Support for SF3 has since been incorporated into many other SoundFont software packages, for example Polyphone, Swami, Qsynth, FluidSynth, and other software synthesizers. As there was no official specification available, the inner workings and output of the sf3convert utility from musescore/sftools can be seen as the most official source of truth regarding this format.

This RFC is meant to be the start of an "official" specification of the unofficial SF3 format and the basis for further expansion (like adding additional encoder support, e.g. FLAC or Opus).

Since SF3 is intended as an extension, much effort has been taken to remain backward compatibility to SF2 whenever applicable.

Comments, suggestions and any other feedback are very welcome!

Please note: This document only explains the differences of SF3 compared to the official SF2 specification. It assumes that the reader is familiar with the SoundFont 2 file structure.

Further note that files produced by cognitone's tool sf2convert are incompatible with this spec and not officially supported by fluidsynth!

File identification

SF3 files use major version 3 in the ifil sub-chunk:

sfVersionTag.wMajor = 3;

Additional flag for sfSampleType field in SHDR

Bit 4 of the sfSampleType field is used to indicate a compressed sample.

sfSampleType |= 0x10;

The flag does not necessarily indicate OGG Vorbis compression! It rather indicates that the sample has received any kind of encoding/compression. It is up to the application to identify the encoding when decompressing the sample. If the compressed sample is invalid the implementation is encouraged to reject all instruments and presets that make use of this sample.

A sample becomes invalid if any of the following condition applies:

  • The type of compression or encoding is unknown.
  • The type of compression or encoding is not supported.
  • The compression or encoding is recognized to be broken
  • The compressed sample is not a mono sample (i.e. has a channel count != 1)

Breaking Change: Interpretation of sample data index fields in SHDR

If the 0x10 flag in sfSampleType set, the interpretation of the four sample data index fields (dwStart, dwEnd, dwStartloop and dwEndloop) in the SHDR sub-chunk has changed:

  • dwStart points to the first byte of the compressed byte stream, relative to the beginning of the SMPL sub-chunk.
  • And dwEnd points to the last byte in the compressed data stream (not to the first zero-value sample data point after the sample data as in SF2).
  • dwStartloop and dwEndloop specify loop points relative to the start of the individual uncompressed sample data, in sample data points (words).

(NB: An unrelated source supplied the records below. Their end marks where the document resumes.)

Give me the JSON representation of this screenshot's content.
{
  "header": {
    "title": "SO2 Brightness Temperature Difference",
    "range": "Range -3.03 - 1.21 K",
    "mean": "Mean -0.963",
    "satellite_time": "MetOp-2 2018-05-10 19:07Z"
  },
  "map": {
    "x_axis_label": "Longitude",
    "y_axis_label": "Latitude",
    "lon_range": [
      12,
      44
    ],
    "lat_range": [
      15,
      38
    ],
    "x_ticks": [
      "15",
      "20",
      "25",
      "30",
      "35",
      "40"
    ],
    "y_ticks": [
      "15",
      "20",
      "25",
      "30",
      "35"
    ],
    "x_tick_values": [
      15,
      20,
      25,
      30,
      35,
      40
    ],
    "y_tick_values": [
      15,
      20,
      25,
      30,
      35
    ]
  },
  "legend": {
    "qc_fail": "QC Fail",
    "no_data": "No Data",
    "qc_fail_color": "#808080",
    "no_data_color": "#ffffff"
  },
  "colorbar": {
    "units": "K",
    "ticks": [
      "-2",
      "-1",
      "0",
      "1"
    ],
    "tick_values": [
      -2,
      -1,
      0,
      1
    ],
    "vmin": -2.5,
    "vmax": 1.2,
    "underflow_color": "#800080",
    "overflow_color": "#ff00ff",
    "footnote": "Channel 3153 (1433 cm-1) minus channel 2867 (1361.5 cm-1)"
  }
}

If the 0x10 flag is not set, the rules of the SF2 spec apply.

Individually compressed samples

Mixed sample compression is supported! I.e. there may be regular uncompressed SF2 samples as well any number of individually encoded samples.

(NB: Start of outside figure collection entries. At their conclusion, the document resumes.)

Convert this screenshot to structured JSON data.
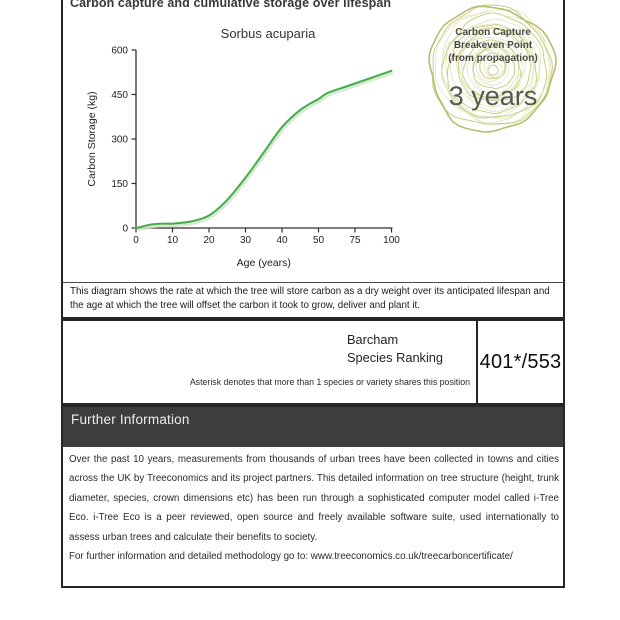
{
  "chart_section": {
    "header": "Carbon capture and cumulative storage over lifespan",
    "description": "This diagram shows the rate at which the tree will store carbon as a dry weight over its anticipated lifespan and the age at which the tree will offset the carbon it took to grow, deliver and plant it."
  },
  "chart_data": {
    "type": "line",
    "title": "Sorbus acuparia",
    "xlabel": "Age (years)",
    "ylabel": "Carbon Storage (kg)",
    "x_ticks": [
      0,
      10,
      20,
      30,
      40,
      50,
      75,
      100
    ],
    "x_tick_spacing": "equal-interval ticks (non-linear age scale after 50)",
    "y_ticks": [
      0,
      150,
      300,
      450,
      600
    ],
    "ylim": [
      0,
      600
    ],
    "grid": false,
    "legend": "none",
    "line_color": "#44ad4a",
    "series": [
      {
        "name": "Cumulative carbon storage (kg)",
        "points": [
          [
            0,
            0
          ],
          [
            3,
            9
          ],
          [
            5,
            13
          ],
          [
            8,
            15
          ],
          [
            10,
            15
          ],
          [
            15,
            22
          ],
          [
            20,
            42
          ],
          [
            25,
            95
          ],
          [
            30,
            170
          ],
          [
            35,
            255
          ],
          [
            40,
            340
          ],
          [
            45,
            398
          ],
          [
            50,
            435
          ],
          [
            55,
            452
          ],
          [
            60,
            462
          ],
          [
            75,
            487
          ],
          [
            100,
            530
          ]
        ]
      }
    ]
  },
  "badge": {
    "icon": "tree-rings-icon",
    "lines": [
      "Carbon Capture",
      "Breakeven Point",
      "(from propagation)"
    ],
    "value": "3 years",
    "ring_color": "#c9cd86",
    "text_color": "#4a4a3f",
    "value_color": "#57574d"
  },
  "ranking": {
    "label_line1": "Barcham",
    "label_line2": "Species Ranking",
    "value": "401*/553",
    "footnote": "Asterisk denotes that more than 1 species or variety shares this position"
  },
  "further_info": {
    "title": "Further Information",
    "paragraph": "Over the past 10 years, measurements from thousands of urban trees have been collected in towns and cities across the UK by Treeconomics and its project partners. This detailed information on tree structure (height, trunk diameter, species, crown dimensions etc) has been run through a sophisticated computer model called i-Tree Eco. i-Tree Eco is a peer reviewed, open source and freely available software suite, used internationally to assess urban trees and calculate their benefits to society.",
    "link_line": "For further information and detailed methodology go to: www.treeconomics.co.uk/treecarboncertificate/"
  },
  "colors": {
    "box_border": "#262626",
    "header_bar_bg": "#3d3d3d",
    "header_bar_text": "#ededed",
    "axis": "#2f2f2f",
    "line_green": "#44ad4a",
    "line_shadow": "#cfe4cd"
  }
}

If any PCM samples exist they must be placed at the beginning of SMPL chunk, i.e. before the compressed sample byte stream.

It's worth noting that each sample is compressed individually (e.g. by the Ogg Vorbis encoder). The resulting byte streams of all encoded samples are written to the SMPL sub-chunk. The SMPL chunk however may also contain little-endian PCM samples.

For compressed byte streams, it is not necessary to add the minimum 46 zero-valued sample data points required after each sample.

The length of the SMPL sub-chunk is no longer required to be a multiple of two. Its surrounding LIST chunk is also not padded to a multiple of two as a consequence.

24-bit PCM samples

The basic logic of the 24-bit support brought by the 2.04 spec remains unchanged. That means the SM24 sub-chunk may still contain the least significant byte counterpart for every PCM sample. However, compressed samples do not make use of the SM24 chunk. If a SM24 chunk is present, its respective byte counterparts to the compressed byte stream as stored in the SMPL chunk remain unused. Since all PCM samples are stored before the encoded samples in the SMPL chunk, the size of the SM24 chunk can be kept at the absolute required minimum.

The SM24 size constraint, as required by the SF2 spec, no longer applies.????

Sample Links are not supported

SF3 files do not contain sample link information in SHDR (wSampleLink left at 0).